Changes to the current tax code in TCJA that have been widely reported include the:
- Cut in the corporate tax rate to 21%
- Special deduction for “pass-through income”
- Lowering of the top individual rate to 37% and the increase in amounts subject to the lower rates
- Increase of the standard deduction, for joint filers, to $24,000
- Elimination of personal exemptions for individual taxpayers
- Modification of the child tax credit
- Limitation on the deductibility of state and local taxes to a maximum of $10,000
- Limitation on the deductibility of mortgage interest to interest on mortgage loans with a combined principal amount of $750,000 or less
- Doubling of the estate and gift tax exclusion to $11,200,000 per individual
- Elimination of the Affordable Care Act health care mandate penalty
Other less widely reported but significant changes in TCJA that affect many taxpayers include the repeal of miscellaneous deductions for individuals, the ability to use 529 Plans for elementary/secondary school expenses up to $10,000 per year, the increase in percentage limitations for charitable contributions of cash to public charities, non-deductibility of fines and penalties, new rules on the deductibility of sexual harassment settlements, and the repeal of tax exempt interest for certain types of bonds.
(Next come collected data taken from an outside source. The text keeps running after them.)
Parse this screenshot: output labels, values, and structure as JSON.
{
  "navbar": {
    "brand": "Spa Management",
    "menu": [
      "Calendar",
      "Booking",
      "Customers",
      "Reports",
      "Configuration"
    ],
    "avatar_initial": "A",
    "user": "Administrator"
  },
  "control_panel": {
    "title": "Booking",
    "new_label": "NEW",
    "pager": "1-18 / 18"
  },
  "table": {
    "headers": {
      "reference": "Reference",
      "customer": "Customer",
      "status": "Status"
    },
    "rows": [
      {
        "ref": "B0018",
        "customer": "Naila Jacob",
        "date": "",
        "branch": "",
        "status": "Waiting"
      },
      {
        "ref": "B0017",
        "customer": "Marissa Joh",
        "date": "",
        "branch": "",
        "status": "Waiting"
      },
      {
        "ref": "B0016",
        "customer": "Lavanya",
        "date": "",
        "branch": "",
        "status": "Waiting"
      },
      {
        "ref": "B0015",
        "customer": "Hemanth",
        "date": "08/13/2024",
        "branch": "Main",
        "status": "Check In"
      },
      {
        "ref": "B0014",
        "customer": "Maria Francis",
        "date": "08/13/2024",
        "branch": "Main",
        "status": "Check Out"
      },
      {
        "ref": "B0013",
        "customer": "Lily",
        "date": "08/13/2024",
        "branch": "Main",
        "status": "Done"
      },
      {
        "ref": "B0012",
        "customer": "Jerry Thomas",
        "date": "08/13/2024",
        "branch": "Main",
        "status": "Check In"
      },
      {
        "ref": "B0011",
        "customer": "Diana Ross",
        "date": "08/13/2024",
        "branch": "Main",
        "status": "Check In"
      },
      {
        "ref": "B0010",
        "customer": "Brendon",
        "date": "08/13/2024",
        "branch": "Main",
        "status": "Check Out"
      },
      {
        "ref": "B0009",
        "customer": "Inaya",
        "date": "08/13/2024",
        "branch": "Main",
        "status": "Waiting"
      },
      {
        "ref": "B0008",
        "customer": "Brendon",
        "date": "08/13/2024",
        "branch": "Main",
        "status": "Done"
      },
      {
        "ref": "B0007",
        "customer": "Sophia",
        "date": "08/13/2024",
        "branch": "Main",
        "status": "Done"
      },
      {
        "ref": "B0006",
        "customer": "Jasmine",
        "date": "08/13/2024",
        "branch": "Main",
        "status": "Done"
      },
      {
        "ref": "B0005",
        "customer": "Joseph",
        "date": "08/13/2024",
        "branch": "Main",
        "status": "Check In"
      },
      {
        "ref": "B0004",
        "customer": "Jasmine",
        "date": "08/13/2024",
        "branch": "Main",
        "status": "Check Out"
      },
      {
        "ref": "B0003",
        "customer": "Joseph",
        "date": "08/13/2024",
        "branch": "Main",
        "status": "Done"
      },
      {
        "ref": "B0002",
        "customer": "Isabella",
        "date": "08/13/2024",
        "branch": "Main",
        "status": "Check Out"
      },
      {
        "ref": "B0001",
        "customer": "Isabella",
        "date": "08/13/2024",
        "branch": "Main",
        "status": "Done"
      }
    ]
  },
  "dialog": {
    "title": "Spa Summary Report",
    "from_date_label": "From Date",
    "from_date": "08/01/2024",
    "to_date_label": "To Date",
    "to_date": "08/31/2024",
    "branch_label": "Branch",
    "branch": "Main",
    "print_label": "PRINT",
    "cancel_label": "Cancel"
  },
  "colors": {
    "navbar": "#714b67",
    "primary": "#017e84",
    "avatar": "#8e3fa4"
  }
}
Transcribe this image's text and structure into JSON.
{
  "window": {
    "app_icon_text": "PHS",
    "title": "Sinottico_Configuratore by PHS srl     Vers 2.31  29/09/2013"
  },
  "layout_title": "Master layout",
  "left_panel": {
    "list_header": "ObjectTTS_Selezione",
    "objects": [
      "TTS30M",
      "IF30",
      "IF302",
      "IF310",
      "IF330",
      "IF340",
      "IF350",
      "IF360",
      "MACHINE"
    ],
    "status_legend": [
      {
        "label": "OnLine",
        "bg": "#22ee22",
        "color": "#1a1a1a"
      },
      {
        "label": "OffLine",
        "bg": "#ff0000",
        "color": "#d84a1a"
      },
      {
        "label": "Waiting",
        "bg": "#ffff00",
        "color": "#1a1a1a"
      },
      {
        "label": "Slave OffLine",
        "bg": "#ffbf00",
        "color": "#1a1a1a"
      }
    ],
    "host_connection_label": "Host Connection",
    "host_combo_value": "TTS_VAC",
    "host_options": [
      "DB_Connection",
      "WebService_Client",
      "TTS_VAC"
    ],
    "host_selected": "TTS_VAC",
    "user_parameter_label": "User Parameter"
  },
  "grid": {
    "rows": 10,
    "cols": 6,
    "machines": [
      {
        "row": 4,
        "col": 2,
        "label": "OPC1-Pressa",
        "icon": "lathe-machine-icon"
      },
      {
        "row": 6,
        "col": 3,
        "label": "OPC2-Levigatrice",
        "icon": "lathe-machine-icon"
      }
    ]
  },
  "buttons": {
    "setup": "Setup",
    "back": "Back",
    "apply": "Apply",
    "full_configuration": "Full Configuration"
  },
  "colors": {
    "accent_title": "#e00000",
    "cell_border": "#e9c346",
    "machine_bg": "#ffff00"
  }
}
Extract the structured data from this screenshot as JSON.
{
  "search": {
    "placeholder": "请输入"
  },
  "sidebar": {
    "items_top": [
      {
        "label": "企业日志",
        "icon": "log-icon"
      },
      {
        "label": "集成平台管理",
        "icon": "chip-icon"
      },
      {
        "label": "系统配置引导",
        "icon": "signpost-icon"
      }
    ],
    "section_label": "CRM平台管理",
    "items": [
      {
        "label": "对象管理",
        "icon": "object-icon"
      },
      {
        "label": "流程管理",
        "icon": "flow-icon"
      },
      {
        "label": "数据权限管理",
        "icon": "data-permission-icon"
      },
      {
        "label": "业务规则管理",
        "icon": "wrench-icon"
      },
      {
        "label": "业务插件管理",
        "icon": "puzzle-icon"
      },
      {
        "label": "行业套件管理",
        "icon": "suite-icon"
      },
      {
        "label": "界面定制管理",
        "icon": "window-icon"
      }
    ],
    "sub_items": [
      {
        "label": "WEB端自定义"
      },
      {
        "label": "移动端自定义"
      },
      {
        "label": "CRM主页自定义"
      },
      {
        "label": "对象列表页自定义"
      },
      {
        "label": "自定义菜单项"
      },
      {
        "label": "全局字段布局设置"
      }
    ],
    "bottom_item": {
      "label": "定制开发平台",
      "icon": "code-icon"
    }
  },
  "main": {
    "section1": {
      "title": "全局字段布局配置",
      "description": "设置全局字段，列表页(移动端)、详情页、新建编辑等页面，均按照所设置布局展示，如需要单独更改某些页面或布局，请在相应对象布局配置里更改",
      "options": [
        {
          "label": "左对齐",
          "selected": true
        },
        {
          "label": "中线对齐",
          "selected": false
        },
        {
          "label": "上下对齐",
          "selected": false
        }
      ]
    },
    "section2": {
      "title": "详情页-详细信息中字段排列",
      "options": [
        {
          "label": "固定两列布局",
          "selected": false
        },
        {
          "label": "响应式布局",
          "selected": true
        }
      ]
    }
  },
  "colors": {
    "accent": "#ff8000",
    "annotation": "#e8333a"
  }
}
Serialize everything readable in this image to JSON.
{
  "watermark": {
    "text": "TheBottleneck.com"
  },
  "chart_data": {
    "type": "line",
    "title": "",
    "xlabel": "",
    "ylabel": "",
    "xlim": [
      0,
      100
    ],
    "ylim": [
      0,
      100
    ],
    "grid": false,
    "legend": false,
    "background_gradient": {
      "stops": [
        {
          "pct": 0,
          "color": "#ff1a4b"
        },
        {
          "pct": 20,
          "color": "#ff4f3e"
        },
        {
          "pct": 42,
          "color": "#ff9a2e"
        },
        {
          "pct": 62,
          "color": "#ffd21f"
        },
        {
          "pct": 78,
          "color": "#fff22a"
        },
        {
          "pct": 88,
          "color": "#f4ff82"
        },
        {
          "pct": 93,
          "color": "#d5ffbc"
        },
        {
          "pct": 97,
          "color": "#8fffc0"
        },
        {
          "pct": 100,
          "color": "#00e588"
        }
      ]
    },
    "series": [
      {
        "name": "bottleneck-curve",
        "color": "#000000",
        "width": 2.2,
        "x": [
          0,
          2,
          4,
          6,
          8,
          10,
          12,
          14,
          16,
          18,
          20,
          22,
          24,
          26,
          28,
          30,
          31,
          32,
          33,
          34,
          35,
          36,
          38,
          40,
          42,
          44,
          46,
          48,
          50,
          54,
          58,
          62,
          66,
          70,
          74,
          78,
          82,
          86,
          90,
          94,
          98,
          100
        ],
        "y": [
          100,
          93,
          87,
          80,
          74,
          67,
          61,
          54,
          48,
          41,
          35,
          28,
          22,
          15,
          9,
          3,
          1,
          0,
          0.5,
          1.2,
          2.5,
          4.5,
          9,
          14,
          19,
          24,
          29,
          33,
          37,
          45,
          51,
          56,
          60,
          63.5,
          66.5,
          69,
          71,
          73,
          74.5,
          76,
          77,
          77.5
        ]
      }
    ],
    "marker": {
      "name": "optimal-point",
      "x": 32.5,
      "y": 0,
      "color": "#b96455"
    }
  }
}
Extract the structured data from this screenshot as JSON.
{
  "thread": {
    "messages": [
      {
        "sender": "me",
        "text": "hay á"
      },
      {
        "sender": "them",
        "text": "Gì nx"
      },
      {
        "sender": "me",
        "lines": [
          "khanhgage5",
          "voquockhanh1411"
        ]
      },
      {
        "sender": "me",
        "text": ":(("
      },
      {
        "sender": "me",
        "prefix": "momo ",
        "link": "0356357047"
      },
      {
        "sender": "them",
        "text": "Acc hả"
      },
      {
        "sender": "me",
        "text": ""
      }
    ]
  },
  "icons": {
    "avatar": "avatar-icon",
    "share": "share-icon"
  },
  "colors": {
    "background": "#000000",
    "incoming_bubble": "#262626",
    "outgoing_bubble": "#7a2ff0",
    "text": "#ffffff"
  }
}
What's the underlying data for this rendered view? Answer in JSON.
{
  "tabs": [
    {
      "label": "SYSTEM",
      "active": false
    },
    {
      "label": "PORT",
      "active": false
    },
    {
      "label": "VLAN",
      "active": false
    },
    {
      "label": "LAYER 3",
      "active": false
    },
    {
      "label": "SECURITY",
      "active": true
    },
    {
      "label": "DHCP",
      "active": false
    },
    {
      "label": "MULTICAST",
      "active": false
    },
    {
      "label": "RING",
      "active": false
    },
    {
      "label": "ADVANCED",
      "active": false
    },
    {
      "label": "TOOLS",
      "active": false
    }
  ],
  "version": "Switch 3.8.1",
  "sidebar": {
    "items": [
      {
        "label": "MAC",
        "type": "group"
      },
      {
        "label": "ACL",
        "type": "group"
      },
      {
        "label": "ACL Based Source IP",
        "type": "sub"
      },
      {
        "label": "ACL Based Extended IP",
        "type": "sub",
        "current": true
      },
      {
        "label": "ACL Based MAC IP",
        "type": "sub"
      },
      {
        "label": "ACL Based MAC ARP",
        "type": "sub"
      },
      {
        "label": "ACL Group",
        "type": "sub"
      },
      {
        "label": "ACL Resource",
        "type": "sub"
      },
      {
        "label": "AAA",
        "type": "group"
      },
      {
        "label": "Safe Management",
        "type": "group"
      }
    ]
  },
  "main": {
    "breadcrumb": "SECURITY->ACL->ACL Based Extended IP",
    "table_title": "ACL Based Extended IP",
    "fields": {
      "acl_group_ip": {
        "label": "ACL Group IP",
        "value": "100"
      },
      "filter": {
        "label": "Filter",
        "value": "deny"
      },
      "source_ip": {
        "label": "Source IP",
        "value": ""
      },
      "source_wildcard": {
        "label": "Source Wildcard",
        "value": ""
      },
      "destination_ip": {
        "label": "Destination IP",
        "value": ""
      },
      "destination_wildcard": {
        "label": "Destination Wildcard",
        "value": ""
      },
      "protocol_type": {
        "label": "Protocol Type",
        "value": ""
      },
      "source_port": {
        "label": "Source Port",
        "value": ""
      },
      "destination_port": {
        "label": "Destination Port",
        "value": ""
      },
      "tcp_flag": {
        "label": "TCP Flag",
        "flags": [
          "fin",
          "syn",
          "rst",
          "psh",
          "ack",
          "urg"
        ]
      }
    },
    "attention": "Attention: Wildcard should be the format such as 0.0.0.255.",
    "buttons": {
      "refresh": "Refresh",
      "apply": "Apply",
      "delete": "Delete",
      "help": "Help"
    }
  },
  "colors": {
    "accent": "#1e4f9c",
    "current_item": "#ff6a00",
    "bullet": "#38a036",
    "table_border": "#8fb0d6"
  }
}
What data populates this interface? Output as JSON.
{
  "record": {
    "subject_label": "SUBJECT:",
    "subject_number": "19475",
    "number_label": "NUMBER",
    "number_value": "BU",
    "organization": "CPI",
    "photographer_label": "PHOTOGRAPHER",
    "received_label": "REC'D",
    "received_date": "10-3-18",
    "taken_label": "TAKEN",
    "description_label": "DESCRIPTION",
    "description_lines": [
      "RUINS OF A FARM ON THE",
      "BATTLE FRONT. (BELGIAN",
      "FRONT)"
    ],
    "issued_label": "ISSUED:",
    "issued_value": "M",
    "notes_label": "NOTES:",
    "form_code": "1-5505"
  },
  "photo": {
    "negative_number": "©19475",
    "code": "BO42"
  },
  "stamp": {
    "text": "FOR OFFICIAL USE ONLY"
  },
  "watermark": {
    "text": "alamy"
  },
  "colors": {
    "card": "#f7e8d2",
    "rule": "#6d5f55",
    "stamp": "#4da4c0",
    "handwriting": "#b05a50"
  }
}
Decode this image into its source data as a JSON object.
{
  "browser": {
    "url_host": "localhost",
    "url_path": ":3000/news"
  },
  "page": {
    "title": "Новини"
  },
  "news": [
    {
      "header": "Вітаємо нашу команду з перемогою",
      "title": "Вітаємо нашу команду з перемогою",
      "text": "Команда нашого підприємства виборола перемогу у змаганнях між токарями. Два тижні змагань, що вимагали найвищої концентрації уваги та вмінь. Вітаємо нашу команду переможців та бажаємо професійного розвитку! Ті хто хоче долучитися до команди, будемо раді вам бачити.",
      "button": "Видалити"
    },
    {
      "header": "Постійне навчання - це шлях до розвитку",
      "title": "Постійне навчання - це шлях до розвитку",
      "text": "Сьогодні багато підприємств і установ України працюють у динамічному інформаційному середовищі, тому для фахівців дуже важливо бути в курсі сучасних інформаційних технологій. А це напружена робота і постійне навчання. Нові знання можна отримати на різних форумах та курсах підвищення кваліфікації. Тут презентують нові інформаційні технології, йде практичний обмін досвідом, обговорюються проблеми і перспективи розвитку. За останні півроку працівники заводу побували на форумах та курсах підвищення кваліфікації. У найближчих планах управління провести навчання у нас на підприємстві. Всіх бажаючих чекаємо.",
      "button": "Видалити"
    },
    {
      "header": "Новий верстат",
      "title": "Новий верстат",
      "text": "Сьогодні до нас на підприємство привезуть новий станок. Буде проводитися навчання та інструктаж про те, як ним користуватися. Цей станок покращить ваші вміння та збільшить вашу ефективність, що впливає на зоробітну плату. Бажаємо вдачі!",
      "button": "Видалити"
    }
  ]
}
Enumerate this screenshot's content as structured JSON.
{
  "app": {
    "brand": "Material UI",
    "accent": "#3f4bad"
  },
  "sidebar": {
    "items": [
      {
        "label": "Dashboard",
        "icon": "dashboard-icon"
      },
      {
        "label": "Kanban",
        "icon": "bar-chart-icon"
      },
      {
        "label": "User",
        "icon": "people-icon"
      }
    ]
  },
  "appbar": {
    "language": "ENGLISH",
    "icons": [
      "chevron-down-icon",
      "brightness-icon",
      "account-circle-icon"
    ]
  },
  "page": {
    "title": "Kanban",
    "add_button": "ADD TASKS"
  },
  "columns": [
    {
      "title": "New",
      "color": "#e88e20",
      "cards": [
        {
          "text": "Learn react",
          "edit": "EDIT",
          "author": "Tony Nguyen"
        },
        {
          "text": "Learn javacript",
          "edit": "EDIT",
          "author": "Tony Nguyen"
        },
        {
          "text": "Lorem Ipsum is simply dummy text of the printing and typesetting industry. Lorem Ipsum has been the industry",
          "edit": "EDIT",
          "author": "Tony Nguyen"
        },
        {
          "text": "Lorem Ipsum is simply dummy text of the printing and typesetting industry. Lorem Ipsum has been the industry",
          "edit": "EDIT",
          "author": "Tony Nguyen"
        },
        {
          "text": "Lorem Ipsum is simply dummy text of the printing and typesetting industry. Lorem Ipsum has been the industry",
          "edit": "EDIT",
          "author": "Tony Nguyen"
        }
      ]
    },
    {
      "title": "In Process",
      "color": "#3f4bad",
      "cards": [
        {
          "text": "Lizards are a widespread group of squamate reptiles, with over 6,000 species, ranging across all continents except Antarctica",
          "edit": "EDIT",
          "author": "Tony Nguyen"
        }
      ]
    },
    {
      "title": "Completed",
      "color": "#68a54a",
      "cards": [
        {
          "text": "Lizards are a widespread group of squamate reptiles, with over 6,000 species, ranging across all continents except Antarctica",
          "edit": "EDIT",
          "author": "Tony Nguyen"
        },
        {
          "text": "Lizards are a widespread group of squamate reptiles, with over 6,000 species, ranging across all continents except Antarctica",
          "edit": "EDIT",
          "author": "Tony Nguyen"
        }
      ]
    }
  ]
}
Of particular importance to businesses will be the changes in cost recovery provisions such as the increase of the bonus depreciation percentage, the increase to depreciation/expensing limits on “luxury” automobiles, the decrease in the depreciable periods for certain real property improvements, the increase in expensing limits of qualified depreciable assets by small businesses, and changes in deprecation and expensing for farm property and farm businesses, along with the repeal of the deductibility of certain entertainment expenses and certain employee fringe benefits. Additionally, the 20% tax credit for certified historic structures was retained, but now must be claimed over a five-year period; however, the 10% tax credit for non-certified historic structures built before 1936 was eliminated. Like kind exchanges were retained but are now specifically limited to exchanges of real property.
Obviously, TCJA will institute sweeping changes to the current tax code. There are numerous provisions not mentioned here that could have substantial tax effects on a taxpayer depending on their individual circumstances. Additionally, many states have tax statutes that incorporate sections of the Internal Revenue Code, so there may also be unexpected changes in state taxes for states in which you do business and/or reside. Taxpayers need to consider tax planning now for the end of this year and begin planning for subsequent years.